How is Denmark’s economy handling inflation and rate rises?

Denmark's economy is now expected to avoid a recession in the coming years, with fewer people losing their jobs than expected, despite high levels of inflation and rising interest rates, The Danish Economic Council has said in a new report.

How is Denmark's economy handling inflation and rate rises?

The council, led by four university economics professors commonly referred to as “the wise men” or vismænd in Denmark, gave a much rosier picture of Denmark’s economy in its spring report, published on Tuesday, than it did in its autumn report last year. 

“We, like many others, are surprised by how employment continues to rise despite inflation and higher interest rates,” the chair or ‘chief wise man’,  Carl-Johan Dalgaard, said in a press release.

“A significant drop in energy prices and a very positive development in exports mean that things have gone better than feared, and as it looks now, the slowdown will therefore be more subdued than we estimated in the autumn.”

In the English summary of its report, the council noted that in the autumn, market expectations were that energy prices would remain at a high level, with “a real concern for energy supply shortages in the winter of 2022/23”.

That the slowdown has been more subdued, it continued was largely due to a significant drop in energy prices compared to the levels seen in late summer 2022, and compared to the market expectations for 2023.  

The council now expects Denmark’s GDP growth to slow to 1 percent in 2023 rather than for the economy to shrink by 0.2 percent, as it predicted in the autumn. 

In 2024, it expects the growth rate to remain the same as in 2003, with another year of 1 percent GDP growth.
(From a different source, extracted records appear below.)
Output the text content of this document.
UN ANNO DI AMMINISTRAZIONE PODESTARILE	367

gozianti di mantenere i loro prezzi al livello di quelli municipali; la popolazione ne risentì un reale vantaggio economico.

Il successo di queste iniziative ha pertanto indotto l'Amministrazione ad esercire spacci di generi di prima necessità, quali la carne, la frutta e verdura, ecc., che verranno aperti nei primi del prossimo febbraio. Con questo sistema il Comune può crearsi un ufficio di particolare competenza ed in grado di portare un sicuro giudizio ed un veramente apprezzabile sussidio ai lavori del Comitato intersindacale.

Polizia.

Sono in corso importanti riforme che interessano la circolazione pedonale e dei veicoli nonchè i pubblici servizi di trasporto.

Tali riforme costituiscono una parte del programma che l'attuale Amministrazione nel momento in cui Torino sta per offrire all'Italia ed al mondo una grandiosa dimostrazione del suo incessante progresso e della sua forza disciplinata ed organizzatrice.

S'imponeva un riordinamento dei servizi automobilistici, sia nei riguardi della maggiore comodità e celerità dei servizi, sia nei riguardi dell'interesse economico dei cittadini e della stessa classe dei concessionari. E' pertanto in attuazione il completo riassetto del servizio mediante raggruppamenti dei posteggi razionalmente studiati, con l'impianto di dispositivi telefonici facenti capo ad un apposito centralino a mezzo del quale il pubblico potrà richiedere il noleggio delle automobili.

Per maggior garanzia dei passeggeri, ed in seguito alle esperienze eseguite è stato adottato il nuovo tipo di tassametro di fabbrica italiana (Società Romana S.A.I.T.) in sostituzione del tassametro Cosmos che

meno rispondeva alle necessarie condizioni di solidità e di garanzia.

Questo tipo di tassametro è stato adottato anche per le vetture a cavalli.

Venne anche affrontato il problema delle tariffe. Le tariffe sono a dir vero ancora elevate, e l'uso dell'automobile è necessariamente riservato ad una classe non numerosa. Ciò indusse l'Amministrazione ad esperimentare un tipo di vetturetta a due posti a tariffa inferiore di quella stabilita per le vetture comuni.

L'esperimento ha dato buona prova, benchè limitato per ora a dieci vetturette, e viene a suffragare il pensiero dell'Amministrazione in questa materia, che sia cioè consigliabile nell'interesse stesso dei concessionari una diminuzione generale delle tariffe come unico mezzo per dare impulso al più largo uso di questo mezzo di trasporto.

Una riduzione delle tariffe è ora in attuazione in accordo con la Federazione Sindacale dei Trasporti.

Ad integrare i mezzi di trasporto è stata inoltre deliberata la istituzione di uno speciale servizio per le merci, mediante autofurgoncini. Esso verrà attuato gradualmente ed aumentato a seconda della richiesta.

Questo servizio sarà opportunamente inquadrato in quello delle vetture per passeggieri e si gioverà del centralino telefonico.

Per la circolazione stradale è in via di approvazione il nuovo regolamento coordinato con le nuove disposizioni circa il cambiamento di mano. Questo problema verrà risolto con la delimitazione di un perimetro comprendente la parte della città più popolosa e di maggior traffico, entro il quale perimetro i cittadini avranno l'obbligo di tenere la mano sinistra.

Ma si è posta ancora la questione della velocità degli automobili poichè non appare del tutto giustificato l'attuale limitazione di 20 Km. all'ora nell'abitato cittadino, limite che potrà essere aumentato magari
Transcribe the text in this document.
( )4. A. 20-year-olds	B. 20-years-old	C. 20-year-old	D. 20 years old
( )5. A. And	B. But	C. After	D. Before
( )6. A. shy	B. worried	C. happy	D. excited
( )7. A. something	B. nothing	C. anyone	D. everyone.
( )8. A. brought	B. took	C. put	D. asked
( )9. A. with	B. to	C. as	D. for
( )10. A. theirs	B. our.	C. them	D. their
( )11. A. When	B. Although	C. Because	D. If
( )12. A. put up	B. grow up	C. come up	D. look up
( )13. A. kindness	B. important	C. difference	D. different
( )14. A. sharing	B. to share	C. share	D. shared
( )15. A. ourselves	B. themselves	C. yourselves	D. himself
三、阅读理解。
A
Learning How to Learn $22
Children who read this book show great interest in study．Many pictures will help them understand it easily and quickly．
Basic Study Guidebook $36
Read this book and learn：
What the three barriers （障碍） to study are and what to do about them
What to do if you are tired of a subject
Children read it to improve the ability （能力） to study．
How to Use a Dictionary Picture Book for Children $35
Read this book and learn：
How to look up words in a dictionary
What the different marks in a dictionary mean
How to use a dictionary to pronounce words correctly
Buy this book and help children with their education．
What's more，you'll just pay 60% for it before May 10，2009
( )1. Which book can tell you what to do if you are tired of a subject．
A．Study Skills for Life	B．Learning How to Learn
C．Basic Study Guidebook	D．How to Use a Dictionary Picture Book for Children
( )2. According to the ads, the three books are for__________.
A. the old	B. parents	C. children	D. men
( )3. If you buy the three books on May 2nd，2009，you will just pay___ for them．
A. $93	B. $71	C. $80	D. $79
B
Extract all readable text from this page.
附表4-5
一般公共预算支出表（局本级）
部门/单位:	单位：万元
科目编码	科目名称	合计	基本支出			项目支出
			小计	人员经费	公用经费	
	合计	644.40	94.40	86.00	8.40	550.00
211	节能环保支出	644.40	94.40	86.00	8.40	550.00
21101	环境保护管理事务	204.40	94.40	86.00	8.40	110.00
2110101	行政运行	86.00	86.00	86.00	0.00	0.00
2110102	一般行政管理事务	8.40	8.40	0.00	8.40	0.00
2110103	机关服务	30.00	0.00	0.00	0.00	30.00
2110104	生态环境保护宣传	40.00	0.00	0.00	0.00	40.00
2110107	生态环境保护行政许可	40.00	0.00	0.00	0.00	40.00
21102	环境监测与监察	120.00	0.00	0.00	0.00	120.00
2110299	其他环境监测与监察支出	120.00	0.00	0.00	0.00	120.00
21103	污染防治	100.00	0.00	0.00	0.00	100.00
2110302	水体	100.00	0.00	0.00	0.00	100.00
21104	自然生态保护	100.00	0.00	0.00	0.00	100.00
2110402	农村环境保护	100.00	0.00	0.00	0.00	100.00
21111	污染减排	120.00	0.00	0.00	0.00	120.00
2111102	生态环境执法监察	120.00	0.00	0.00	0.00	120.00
In its autumn report it expected weaker growth of 0.6 percent in 2024.

What is the outlook for employment? 

In the autumn, the expert group estimated that employment in Denmark would decrease by 100,000 people towards the end of the 2023, with employment in 2024  about 1 percent below the estimated structural level. 

Now, instead, it expects employment will fall by just 50,000 people by 2025.

What does the expert group’s outlook mean for interest rates and government spending? 

Denmark’s finance minister Nikolai Wammen came in for some gentle criticism, with the experts judging that “the 2023 Finance Act, which was adopted in May, should have been tighter”.  The current government’s fiscal policy, it concludes “has not contributed to countering domestic inflationary pressures”. 

The experts expect inflation to stay above 2 percent in 2023 and 2024 and not to fall below 2 percent until 2025. 

If the government decides to follow the council’s advice, the budget in 2024 will have to be at least as tight, if not tighter than that of 2023. 

“Fiscal policy in 2024 should not contribute to increasing demand pressure, rather the opposite,” they write. 

The council also questioned the evidence justifying abolishing the Great Prayer Day holiday, which Denmark’s government has claimed will permanently increase the labour supply by 8,500 full time workers. 

“The council assumes that the abolition of Great Prayer Day will have a short-term positive effect on the labour supply, while there is no evidence of a long-term effect.”